Brasil kembali mengukir sejarah sepak bola dunia dengan menjadi tuan rumah Piala Dunia FIFA 2014. Ini merupakan kali kedua negeri Samba ini menyelenggarakan turnamen akbar tersebut, setelah terakhir kali melakukannya pada tahun 1950—tepatnya 64 tahun sebelumnya. Ajang ini berlangsung meriah dari tanggal 12 Juni hingga 13 Juli 2014, menyedot perhatian jutaan pecinta bola di seluruh dunia.

Salah satu momen paling ikonik terjadi di Stadion Maracanã, Rio de Janeiro, yang dipilih kembali sebagai lokasi pertandingan final. Stadion legendaris ini pernah menjadi saksi kejadian tragis “Maracanazo” pada 1950, ketika Brasil kalah dari Uruguay. Kali ini, Maracanã kembali menjadi sorotan dunia, meski dengan kenangan yang berbeda.

Piala Dunia 2014 dikenang tidak hanya karena kemenangan Jerman atas Argentina di final dengan skor 1-0, tetapi juga karena kejutan besar saat Brasil, sebagai tuan rumah, harus menelan kekalahan telak 1-7 dari Jerman di babak semifinal. Laga yang berlangsung di Stadion Minas Gerais itu membuat seluruh bangsa Brasil terdiam, sekaligus menjadi salah satu momen paling menyedihkan dalam sejarah sepak bola mereka.
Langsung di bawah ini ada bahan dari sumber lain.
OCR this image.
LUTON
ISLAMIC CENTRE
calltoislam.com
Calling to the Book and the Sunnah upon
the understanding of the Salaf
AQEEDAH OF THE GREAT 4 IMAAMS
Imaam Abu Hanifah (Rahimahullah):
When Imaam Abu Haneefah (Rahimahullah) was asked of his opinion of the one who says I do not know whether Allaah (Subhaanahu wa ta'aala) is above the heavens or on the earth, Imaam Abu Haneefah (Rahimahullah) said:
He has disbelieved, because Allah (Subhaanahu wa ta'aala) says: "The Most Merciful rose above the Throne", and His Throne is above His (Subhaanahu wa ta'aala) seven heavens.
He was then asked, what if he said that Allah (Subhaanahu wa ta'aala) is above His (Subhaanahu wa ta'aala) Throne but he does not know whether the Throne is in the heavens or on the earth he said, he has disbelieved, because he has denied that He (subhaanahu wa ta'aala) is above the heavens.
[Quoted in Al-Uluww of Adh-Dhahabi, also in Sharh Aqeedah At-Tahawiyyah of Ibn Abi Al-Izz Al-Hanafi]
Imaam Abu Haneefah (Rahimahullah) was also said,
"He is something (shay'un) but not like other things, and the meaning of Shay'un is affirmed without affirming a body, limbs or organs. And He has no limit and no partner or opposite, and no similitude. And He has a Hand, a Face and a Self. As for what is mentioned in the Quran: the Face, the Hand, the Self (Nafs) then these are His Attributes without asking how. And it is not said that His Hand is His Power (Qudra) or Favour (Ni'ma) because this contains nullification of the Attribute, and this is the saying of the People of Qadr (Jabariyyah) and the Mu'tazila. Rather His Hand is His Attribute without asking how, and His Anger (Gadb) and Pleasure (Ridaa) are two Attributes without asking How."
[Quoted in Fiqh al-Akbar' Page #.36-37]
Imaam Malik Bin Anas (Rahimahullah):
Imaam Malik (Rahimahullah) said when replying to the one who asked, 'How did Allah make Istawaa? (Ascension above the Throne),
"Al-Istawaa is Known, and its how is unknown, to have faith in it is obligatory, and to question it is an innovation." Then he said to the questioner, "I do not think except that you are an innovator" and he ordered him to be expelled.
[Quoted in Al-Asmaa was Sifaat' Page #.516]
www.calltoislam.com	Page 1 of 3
Turnamen ini juga menampilkan permainan menyerang yang menghibur, dengan tim-tim seperti Prancis, Belgia, dan Kolombia menunjukkan performa gemilang. Namun, pada akhirnya, Jerman keluar sebagai juara setelah berhasil meraih trofi Piala Dunia untuk kali keempat, dengan gol dramatis Mario Götze di babak perpanjangan waktu.

Selain dari sisi olahraga, Piala Dunia 2014 juga meninggalkan jejak politik dan sosial di Brasil, dengan protes besar-besaran sebelum dan selama turnamen terkait biaya penyelenggaraan yang tinggi dan dugaan korupsi. Meski demikian, ajang ini tetap menjadi bukti bahwa sepak bola mampu menyatukan dunia dalam satu panggung yang megah.